Trotz des dichten Schneefalls fanden sich am vergangenen Dienstagabend viele Leute im Foyer der Stadthalle in Waldkirch ein. Anlass war der Gedenktag an die Opfer des Nationalsozialismus. Das Geschichtsprojekt des Geschwister-Scholl-Gymnasiums hatte sich in diesem Schuljahr intensiv mit den schrecklichen Verbrechen der Nazis in Litauen beschäftigt und die Schülerinnen und Schüler stellten die Ergebnisse ihre Arbeit vor.

 

Im Mittelpunkt der Veranstaltung stand jedoch die Lesung von Frau Margarete Holzman. Sie und ihre Mutter überlebten den Holocaust, ihr Vater und ihre Schwester wurden von den Nazis umgebracht. Frau Margarete Holzman las aus den Aufzeichnungen ihrer Mutter (, die diese unter dem Eindruck der schrecklichen Entbehrungen der Terrorherrschaft aufgeschrieben hatte; unlängst hatte Frau Holzman den Geschwister-Scholl-Preis dafür bekommen.

 

Nach einführenden Worten des Schulleiters OstD Dr. Strittmatter las ein Schüler das Gedicht „Ist das ein Mensch“ von Primo Levi vor.
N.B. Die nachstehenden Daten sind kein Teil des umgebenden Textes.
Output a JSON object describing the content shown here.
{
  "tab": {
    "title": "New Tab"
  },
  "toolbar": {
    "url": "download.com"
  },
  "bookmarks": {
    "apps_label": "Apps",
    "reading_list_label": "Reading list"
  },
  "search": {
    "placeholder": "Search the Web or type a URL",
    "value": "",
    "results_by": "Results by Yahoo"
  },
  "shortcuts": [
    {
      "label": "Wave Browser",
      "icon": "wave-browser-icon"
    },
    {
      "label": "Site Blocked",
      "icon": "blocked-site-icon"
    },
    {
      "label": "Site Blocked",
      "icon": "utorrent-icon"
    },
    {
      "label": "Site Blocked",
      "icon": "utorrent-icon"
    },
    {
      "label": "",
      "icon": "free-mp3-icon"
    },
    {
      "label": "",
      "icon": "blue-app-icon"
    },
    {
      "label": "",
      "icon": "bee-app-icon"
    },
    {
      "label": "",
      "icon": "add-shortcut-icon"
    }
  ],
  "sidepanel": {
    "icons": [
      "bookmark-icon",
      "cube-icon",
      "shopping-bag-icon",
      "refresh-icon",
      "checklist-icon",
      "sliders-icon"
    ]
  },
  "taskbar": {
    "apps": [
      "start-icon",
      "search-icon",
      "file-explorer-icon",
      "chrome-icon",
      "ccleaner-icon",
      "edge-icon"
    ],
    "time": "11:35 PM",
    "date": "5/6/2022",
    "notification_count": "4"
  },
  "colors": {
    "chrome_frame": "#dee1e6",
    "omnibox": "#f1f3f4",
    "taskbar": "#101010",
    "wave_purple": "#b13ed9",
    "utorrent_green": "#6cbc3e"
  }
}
In diesem Gedicht mahnt uns Primo Levi – er überlebte Auschwitz und gab sich später den Freitod, die Verbrechen in den Kzs niemals zu vergessen.

 

Dies seien auch die Motive für diese Veranstaltung, betonten einführend Herr Fischer-Weissberger, der Leiter des Geschichtsprojekts und Philipp Ruppenthal, der Schülersprecher des Geschwister-Scholl-Gymnasiums.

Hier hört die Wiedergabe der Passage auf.